Tylko krowa nie zmienia zdania

przez


W kwestii dzieciecych zabawek chcialam byc minimalistka. Doskonale pamietam rozmowe z kolezanka (jeszcze nim zaszlam w ciaze) o tym, jak to w moim domu nie bedzie pluszu, plastiku i innych sztucznosci. Twardo trzymalam sie tego, ze moje przyszle dziecko bedzie bawilo sie tylko i wylacznie zabawkami z tworzywa naturanlego, czyli drewna. Nikt, ale to nikt nie byl mnie wtedy w stanie przegadac.
Dzis sie juz tylko z tego smieje, bo zycie zweryfikowalo moje gornolotne plany.
I wiecie co? Dobrze mi z tym!
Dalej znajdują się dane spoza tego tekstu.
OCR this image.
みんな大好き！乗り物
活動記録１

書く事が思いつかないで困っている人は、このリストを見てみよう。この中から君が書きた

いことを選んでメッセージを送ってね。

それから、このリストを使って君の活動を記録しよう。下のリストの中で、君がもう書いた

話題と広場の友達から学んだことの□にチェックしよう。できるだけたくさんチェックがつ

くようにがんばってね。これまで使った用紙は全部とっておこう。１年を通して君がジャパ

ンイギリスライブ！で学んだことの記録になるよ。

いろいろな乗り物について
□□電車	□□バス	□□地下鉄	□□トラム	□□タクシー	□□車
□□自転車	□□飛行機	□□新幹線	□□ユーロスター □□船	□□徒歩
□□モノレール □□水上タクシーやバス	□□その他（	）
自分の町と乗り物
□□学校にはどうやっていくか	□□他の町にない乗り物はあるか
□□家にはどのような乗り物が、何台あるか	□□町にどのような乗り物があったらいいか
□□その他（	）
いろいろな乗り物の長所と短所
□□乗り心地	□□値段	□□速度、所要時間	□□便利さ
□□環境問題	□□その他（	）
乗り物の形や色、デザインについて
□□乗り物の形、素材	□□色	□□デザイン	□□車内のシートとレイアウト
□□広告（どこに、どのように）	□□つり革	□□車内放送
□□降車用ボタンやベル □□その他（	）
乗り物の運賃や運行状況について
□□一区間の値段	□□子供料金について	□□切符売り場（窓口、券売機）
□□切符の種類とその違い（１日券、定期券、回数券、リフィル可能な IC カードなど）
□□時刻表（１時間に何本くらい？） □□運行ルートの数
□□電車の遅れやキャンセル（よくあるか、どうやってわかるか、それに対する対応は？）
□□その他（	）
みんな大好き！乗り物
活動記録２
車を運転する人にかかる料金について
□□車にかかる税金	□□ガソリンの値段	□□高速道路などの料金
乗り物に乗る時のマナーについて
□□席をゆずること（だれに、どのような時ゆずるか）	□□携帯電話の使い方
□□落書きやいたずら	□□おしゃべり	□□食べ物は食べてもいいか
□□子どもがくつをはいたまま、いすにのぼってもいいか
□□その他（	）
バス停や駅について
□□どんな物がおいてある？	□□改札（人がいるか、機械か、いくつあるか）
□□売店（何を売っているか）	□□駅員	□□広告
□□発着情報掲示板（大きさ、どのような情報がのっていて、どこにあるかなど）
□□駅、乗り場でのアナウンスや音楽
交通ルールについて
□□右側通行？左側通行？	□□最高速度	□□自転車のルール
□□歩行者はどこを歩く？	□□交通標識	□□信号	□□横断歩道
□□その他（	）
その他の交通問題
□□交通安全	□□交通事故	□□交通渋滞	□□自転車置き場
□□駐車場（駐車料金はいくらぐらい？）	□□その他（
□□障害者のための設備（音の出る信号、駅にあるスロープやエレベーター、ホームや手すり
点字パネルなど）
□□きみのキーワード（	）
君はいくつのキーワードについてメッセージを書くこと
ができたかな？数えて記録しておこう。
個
Wcale nie przeszkadza mi to, ze tuz obok mnie stoja dwa kosze z tym, czego tak bardzo miec nie chcialam. Widzac radosc Jaska z pilki, ktora "strzela"kolorami, czy z zolwia, ktory wydaje przedziwne dzwieki jestem pewna, ze popoelnilabym duzy blad posiadajac w domu wylacznie zabawki drewniane! Dlatego czasami warto zmieniac zdania...
Aaa i oczywiscie drewniane zabawki tez sa w naszym koszyku, ale poko co mam wrazenie, ze najbardziej ciesza oko mamy!